Pelta started collecting buttons 20 years ago when a friend asked her to be on the lookout at yard sales for buttons that she could use to make jewelry.

“I went to yard sales, and I came home with plain shirt buttons, and she gently said she wanted things that looked like little works of art,” Pelta said. “The next buttons I found were tiny metal buttons that captivated me. They had stamped designs on them, and after that, I tried to buy every button in the world.”

Pelta began selling some of her buttons at an antique market in New Jersey in order to be able to buy more buttons.
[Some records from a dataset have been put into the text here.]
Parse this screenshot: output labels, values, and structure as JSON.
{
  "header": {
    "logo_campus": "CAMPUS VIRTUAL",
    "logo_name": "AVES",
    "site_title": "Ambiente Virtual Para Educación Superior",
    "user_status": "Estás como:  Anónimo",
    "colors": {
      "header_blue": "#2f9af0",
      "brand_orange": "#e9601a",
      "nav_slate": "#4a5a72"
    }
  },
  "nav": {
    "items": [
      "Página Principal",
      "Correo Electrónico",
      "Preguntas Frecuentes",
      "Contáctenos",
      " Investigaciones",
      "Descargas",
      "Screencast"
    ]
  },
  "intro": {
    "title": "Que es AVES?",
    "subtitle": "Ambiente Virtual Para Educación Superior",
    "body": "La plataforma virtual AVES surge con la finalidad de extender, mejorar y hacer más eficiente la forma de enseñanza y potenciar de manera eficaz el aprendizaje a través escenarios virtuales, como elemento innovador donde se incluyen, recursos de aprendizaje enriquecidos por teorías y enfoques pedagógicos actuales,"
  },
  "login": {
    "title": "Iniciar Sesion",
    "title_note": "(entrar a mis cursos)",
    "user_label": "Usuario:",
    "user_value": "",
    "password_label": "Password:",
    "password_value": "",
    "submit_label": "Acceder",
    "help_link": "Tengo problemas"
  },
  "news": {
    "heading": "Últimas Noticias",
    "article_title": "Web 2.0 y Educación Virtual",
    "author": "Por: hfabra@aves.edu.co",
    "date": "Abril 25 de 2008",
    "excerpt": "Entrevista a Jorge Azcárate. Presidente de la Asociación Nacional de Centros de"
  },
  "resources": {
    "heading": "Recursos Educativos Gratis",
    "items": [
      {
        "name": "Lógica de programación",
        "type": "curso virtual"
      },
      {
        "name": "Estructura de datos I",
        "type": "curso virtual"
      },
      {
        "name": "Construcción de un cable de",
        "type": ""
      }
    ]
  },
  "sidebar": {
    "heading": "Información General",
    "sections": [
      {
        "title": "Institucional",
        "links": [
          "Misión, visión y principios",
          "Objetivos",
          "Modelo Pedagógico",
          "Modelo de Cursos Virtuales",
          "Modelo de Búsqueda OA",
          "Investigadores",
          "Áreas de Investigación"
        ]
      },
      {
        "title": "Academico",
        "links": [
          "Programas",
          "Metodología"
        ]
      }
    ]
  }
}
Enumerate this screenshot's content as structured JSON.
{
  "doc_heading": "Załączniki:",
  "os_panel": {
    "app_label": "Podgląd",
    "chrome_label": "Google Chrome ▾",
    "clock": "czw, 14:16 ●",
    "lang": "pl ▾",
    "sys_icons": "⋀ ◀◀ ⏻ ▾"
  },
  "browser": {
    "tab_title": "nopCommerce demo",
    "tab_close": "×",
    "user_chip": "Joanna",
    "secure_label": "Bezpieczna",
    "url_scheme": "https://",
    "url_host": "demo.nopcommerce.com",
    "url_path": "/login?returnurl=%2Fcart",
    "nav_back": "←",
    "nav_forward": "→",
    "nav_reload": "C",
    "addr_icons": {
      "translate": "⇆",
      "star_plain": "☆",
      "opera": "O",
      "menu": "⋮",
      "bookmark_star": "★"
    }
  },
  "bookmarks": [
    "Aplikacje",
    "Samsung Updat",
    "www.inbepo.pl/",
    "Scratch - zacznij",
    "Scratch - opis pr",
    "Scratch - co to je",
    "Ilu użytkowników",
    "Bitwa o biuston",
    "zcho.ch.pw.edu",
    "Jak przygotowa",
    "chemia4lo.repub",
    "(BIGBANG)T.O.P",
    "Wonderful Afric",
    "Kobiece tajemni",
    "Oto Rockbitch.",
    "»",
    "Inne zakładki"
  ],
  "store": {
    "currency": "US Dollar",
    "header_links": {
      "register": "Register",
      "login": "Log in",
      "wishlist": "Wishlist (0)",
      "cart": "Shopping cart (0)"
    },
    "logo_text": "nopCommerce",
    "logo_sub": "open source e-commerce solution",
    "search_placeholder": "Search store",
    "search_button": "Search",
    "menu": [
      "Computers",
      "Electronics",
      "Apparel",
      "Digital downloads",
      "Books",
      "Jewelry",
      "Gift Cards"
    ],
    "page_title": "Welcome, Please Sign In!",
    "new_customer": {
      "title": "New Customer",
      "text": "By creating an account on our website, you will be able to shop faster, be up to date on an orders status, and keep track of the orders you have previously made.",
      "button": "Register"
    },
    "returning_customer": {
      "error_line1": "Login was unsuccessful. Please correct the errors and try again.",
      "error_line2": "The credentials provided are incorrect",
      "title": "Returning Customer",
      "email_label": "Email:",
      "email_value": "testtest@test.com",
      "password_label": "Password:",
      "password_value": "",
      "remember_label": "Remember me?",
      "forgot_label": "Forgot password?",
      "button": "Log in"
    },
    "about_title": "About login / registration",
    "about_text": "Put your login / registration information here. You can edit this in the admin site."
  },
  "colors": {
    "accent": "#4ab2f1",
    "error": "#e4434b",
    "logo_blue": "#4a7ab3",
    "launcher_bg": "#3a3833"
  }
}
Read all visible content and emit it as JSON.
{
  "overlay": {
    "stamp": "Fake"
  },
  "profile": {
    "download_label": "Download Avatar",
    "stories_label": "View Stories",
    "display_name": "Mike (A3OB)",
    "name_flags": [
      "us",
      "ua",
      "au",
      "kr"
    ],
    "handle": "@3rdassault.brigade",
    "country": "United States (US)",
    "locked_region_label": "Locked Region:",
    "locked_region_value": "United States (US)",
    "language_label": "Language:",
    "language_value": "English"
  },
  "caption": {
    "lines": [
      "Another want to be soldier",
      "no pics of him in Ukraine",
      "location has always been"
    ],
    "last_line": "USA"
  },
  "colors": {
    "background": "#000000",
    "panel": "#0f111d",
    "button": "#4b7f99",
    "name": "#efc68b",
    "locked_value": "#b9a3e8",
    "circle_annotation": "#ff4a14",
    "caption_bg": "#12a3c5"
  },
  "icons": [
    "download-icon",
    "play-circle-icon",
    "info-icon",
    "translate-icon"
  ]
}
Hal Pelta would go with her to spend time with his wife.

“She (has been) the light of my life for more than 50 years, and I don’t drive anymore, so rather than stay home and be housebound, I would hop in the car and go off to button things,” Hal Pelta says.

Although he is not a collector like his wife, he has learned a lot, along with Pelta, about the history, types and categories of buttons.

“I like the ones that have to do with transportation, like the trolley and railroad buttons,” he says.
Pelta doesn’t have a favorite type of button.

“I get hooked on a material and then some other thing will come to light and I will try to get a lot of that,” she says. “Right now I am into the hand-painted porcelain studs.”

The Peltas have an entire room in their house devoted to buttons. The couple has drawers, boxes and walls filled with buttons amassed over the last two decades.

“I have two tubs of buttons that are my favorite buttons that I could grab quickly if I needed to take them in case of a disaster,” Pelta says.

Over the years, Hal Pelta has learned what makes button collectors tick.

“You collect what you like,” he says. “Nobody collects because of the monetary value of the buttons. They collect because they like and want it. It’s not about the money.”

Although some button club members, including Pelta, estimate to have spent thousands of dollars buying buttons, they say the sentimental value far outweighs the cost.

“There are competitions where people submit trays or cards of buttons based on a theme or material,” Pelta says. “The grand prize in a category is usually about $5.”

Each Tamiami Trail Button Club meeting begins with time for the members to share, sell, trade and look at one another’s button collections, followed by a program led by one of the members. The programs can be about anything relating to buttons, such as the history of a certain type of button or the origin and reason behind a button term.

“These are really miniature works of art,” says Hal Pelta.